Gephyrin is the central organizer at inhibitory postsynaptic specializations and plays a crucial role in the organization of these structures by anchoring GABAA receptors (GABAAR) and glycine receptors (GlyR) to the postsynaptic membrane. This 93 kDa protein features an N-terminal G domain and a C-terminal E domain and the latter interacts directly with the intracellular loop between transmembrane helices 3 and 4 of certain subunits of the GlyRs and GABAARs. Biochemical and structural analyses have already provided valuable insights into the gephyrin-GlyR interaction. Interestingly, biochemical studies on the gephyrin-GABAAR interaction demonstrated that the GABAARs also depend on the same binding site as the GlyRs for the interaction with the gephyrin, but the molecular basis for this receptor specific interaction of gephyrin was still unknown. Co-crystal structures of GephE-GABAAR α3- derived peptides with supporting biochemical data presented in this study deciphered the receptor-specific interactions of gephyrin in atomic detail.
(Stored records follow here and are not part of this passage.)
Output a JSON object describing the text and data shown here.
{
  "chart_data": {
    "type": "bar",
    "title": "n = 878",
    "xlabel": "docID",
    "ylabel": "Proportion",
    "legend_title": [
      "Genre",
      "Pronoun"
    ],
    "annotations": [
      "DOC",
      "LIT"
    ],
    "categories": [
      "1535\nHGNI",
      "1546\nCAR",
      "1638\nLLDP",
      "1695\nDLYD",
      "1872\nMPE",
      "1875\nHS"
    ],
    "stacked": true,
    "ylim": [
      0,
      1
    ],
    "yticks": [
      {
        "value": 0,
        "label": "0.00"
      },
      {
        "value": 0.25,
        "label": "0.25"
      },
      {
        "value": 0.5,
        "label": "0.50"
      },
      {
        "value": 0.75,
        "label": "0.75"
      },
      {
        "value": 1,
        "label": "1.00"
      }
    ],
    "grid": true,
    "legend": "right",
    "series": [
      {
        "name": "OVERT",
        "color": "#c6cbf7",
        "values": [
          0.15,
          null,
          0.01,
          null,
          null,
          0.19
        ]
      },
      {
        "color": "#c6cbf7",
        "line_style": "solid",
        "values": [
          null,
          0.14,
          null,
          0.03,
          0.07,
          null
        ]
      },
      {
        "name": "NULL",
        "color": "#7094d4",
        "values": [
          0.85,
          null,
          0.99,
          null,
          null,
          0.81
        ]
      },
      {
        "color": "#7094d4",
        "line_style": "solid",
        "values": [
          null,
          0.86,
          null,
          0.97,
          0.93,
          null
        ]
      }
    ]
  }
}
In its moonlighting function, gephyrin also catalyzes the terminal step of the evolutionarily conserved molybdenum cofactor biosynthesis. Molybdenum, an essential transition element has to be complexed with a pterin-based cofactor resulting in the formation of the molybdenum cofactor (Moco). Moco is an essential component at the active site of all molybdenum-containing enzymes with the exception of nitrogenase. Mutations in enzymes involved in this pathway lead to a rare yet severe disease called Moco deficiency, which manifest itself in severe neurodevelopmental abnormalities and early childhood death. Moco biosynthesis follows a complex multistep pathway, where in the penultimate step, the N-terminal G domain of gephyrin activates the molybdopterin to form an adenylated molybdopterin intermediate. In the terminal step, this intermediate is then transferred to the C-terminal E domain of gephyrin, which catalyzes the metal insertion and deadenylation reaction to form active Moco. Previous biochemical and structural studies provided valuable insights into the penultimate step of the Moco biosynthesis but the terminal step remained elusive. Through the course of my dissertation, I crystallized the C-terminal E domain in the apo-form as well as in complex with ADP and AMP. These structures shed lightonto the deadenylation reaction and the formation of a ternary E-domain-ADP-Mo/W complex and thus provide structural insight into the metal insertion mechanism. Moreover, the structures also provided molecular insights into a mutation leading to Moco deficiency. Finally, ternary
complexes of GephE, ADP and receptor-derived peptides provided first clues regarding the integration of gephyrin’s dual functionality.
In summary, during the course of the dissertation I was able to derive high resolution structural insights into the interactions between gephyrin and GABAARs, which explain the receptor-specific interaction of gephyrin and, furthermore, these studies can be extended in the future to understand GABAAR subunit-specific interactions of gephyrin. Finally, the understanding of Moco biosynthesis shed light on the molecular basis of the fatal Moco deficiency.